From 1919 until 1948, Hamlin practiced law in partnership with Bernard J. Daly under the firm name of Daly & Hamlin. To fill an unexpired term, he was elected judge of Division B of the Civil District Court for the Parish of Orleans in April 1948. Hamlin was reelected without opposition to a full term on that court in 1952. In 1958 he was elected an associate justice of the Supreme Court to fill the unexpired term of Harold A. Moise; he was reelected without opposition in 1966. On December 26, 1972, Hamlin became chief justice, based on seniority, after the retirement of Chief Justice E. Howard McCaleb.
Hamlin documented the history of the courts in Orleans Parish in two booklets: A History of the Courts in the Parish of Orleans (1950) and The Courts of New Orleans, Their Past and Present Locations (1961). He wrote continuations of The History of the Supreme Court of Louisiana, published in Louisiana Reports, volumes 222 and 245. He worked to improve court rules and procedure at the Civil District Court and published A Manual of Every-day Procedure in the Civil District Court (1952) to guide new attorneys appearing before the court. His booklet, Techniques of and Style in Judicial Writing (1962), encouraged judges to adopt a clear and consistent style of opinion writing. His colleagues remembered the kindness he showed as he provided guidance to younger members of the bench and bar.

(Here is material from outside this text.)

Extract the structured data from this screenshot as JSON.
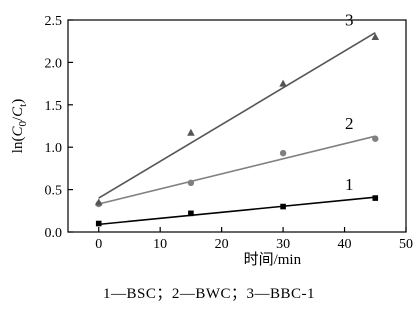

Active in several civic organizations, Hamlin was also well known as a speaker on patriotic, legal, historical, and literary topics. He enjoyed appearing in Le Petit Theatre productions in the French Quarter, and Hamlin had a cameo role—along with Mayor Victor Schiro and the police superintendent—in New Orleans Uncensored, a 1955 potboiler film depicting organized crime controlling the city’s docks. He died on January 1, 1984, and is interred at Hope Mausoleum in New Orleans.